Starring Boris Karloff, Zita Johann, David Manners, Edward van Sloan. Directed by Karl Freund. Written by John L. Balderston. Distributed by Universal.
I am a fan of old horror movies. Even if they never scare me, never quite thrill me, and don't send shivers down my spine (to quote and ape the old, classic trailers). I just like them. Their dusty writing and stilted acting. Their operatic sets and abrupt ending. Their often painful grasp of what scares (the dead comes to life! TERROR!) and what motivates (beautiful woman in evening gown + dashing young man = insta-romantice subplot!). They are often fun movies, in a way that many American movies nowadays cannot be, because I don't think they are ever able to take themselves quite seriously. The relax a little around the edges, and this makes them appealing. Like modern horror movies, the best ones feel like they were made by fans of the genre. They may be technically poor, but they have a certain living spirit to them. Made by fans for fans.

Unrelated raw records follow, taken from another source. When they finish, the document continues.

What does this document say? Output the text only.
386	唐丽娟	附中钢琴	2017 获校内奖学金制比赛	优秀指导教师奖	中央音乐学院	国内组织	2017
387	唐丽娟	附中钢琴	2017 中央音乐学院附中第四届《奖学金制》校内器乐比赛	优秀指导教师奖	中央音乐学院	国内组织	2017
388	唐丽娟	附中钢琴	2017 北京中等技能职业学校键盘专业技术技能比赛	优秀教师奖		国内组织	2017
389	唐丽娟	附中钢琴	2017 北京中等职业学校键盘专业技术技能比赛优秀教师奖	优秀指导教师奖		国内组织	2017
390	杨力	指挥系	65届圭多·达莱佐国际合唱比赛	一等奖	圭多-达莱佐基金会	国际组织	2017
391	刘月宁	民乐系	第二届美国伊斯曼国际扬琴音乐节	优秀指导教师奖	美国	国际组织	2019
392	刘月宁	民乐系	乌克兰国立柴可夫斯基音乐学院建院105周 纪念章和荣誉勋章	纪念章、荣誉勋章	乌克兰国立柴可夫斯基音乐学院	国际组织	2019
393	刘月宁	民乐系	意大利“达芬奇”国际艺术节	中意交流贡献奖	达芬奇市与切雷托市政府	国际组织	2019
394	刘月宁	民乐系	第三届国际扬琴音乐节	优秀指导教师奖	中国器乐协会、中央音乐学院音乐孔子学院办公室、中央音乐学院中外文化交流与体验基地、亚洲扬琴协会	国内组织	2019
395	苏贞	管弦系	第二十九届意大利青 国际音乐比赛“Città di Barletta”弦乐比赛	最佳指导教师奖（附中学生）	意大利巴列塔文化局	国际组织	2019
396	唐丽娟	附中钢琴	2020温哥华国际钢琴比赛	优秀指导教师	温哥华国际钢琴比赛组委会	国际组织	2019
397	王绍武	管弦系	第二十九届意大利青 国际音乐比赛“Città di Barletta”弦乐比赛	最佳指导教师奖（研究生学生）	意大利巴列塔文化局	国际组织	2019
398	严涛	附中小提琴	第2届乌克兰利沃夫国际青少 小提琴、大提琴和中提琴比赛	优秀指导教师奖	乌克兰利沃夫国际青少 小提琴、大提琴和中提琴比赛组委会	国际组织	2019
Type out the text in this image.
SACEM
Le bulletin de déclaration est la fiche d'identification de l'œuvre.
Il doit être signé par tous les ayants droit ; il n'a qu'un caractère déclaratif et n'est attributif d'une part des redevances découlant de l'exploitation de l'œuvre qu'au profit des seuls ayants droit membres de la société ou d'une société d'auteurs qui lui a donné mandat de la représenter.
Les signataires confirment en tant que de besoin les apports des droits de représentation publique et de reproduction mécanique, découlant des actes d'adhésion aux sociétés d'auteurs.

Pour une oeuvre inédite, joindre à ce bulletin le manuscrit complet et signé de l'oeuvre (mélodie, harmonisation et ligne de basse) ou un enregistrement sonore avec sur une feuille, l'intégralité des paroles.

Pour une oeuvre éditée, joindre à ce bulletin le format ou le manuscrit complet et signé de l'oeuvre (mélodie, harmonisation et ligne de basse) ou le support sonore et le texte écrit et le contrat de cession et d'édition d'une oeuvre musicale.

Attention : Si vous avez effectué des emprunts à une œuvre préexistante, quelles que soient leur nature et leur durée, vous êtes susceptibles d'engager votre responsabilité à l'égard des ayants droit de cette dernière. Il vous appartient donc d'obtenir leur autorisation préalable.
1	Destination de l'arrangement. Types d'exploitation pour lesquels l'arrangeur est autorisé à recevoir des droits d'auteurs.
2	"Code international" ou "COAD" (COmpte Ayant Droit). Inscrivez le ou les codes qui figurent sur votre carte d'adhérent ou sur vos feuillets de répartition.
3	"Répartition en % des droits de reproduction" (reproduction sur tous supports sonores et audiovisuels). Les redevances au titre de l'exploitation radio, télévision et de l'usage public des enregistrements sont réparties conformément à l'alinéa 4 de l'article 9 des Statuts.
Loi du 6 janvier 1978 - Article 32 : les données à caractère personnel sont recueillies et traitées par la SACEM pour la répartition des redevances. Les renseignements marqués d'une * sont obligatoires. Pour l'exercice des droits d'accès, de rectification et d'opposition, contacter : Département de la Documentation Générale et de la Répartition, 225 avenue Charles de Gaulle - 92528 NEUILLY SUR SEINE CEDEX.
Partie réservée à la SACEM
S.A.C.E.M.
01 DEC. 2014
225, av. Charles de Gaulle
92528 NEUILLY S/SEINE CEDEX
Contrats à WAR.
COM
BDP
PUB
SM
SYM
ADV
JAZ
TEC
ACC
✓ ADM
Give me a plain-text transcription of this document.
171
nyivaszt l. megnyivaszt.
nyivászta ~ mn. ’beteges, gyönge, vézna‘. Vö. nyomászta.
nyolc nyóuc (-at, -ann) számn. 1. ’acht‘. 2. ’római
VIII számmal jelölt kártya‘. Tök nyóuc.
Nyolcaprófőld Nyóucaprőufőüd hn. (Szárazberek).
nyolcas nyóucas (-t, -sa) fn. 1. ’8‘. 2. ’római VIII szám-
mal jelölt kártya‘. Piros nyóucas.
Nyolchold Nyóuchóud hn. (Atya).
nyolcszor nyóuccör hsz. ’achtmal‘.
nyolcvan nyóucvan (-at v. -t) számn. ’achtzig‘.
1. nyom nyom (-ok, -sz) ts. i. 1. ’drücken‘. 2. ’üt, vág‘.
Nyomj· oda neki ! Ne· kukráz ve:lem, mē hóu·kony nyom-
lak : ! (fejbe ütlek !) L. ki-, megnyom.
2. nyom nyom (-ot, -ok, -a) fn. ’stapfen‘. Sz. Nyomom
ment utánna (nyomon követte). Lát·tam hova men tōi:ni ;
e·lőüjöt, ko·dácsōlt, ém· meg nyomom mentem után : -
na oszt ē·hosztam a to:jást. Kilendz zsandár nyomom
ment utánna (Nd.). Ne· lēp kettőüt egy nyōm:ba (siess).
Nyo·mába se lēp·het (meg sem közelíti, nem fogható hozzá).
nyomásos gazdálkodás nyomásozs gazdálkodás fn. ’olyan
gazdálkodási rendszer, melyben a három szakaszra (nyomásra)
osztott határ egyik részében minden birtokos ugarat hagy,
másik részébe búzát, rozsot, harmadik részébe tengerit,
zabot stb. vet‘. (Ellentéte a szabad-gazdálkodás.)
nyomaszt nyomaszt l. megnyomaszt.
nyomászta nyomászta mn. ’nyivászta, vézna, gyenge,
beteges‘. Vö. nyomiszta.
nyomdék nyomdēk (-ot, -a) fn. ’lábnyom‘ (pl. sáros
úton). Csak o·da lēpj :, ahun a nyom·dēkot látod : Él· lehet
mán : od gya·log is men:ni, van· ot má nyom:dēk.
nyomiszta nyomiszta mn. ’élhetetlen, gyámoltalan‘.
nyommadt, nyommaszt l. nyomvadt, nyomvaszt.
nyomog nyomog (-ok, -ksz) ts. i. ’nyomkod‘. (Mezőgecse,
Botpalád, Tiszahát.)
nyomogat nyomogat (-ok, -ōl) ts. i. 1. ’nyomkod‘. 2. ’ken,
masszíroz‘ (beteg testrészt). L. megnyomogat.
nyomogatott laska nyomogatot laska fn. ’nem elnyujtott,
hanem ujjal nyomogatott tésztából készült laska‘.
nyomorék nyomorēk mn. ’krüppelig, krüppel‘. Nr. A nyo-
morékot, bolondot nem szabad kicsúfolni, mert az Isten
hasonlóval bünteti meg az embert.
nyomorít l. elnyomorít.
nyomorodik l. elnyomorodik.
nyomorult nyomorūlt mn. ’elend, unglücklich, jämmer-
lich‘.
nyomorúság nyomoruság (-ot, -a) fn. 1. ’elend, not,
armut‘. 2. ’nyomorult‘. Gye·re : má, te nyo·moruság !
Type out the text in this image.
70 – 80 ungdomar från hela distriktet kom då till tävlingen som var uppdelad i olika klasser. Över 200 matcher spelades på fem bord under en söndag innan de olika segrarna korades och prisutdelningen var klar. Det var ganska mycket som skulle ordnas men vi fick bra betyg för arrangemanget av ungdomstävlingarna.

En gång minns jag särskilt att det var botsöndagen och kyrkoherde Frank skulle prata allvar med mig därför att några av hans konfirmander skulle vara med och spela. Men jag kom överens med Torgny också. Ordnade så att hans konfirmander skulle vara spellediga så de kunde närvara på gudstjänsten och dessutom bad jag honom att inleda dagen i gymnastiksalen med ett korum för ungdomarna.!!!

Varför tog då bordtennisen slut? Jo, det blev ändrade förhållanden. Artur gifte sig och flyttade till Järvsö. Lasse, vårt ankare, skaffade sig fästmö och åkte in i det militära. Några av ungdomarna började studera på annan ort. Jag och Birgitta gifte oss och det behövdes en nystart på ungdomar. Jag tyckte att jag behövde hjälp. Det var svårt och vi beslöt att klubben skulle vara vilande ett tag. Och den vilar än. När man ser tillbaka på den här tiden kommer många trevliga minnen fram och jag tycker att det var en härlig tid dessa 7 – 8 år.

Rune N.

And I like the 1999 remake of The Mummy, which isn't really horror so much as supernatural action. But it's fun and apocalyptic and all that. A lot of the old tricks are at play in the remake: insta-romance and the dead walk with creepy crawlies for horror shortcuts. But then it has a pedigree to live up to.
The problem is that the original movie is mind-numblingly mispaced and surprisingly vapid. The first 70% of the film requires an immense series of illogical actions from everyone, including Imhotep. Most of the characters are just drifting in the script to their illogical conclusion. It's not that there isn't any horror to it, and there isn't, but there is nothing else to really draw one in. While Dracula and Frankenstein had a sense of epic landscapes, and even The Creature from the Black Lagoon had this sense of being outside of the influence of man; this movie spends most of its Egyptian time inside of a English style mansion, with its blackface servant: the Nubian. What few outside shots are there are so generic and brief as to only give you a taste for more. The handful of Egyptian scenes (half take place in a sparsely filled museum display) aim for a couple of pillars and a couple of statues more than anything else. Imhotep's lair is a mostly empty room out of a Doctor Who episode, with a white a cat and a divining pool that probably cost about $15 dollars to make.
Cheap sets, bad pacing, and a lack of thrills can be forgiven if the acting is higher caliber; an event not meant to be in this movie. Karloff was able to capture the very nature of horrirific creep in his movies, but in this one the director seemed more interesting in point out "Hey, it's Boris Karloff!" rather than let him get into the role. Drs. Muller and Whemple are well enough acted, even if they are never quite give enough time to breathe and move, but the younger hero (Frank and Helen) are so generic as to be almost extraneous. By the time the end comes, and Zita Johann is meant to act out the woman torn between her modern soul as Helen and her ancient soul as Anke-es-en-amon, which could have been a pivotal moment of acting, the audience is left with a performance almost comical. Johann obviously didn't believe it, and neither will the audience.
Despite the legacy it created, and despite the potential, the movie gets a Meh from me. Stopped from being all bad by a handful of scenes, it still will likely bore: being neither moody, nor narratively consistent, nor well acted, nor well shot.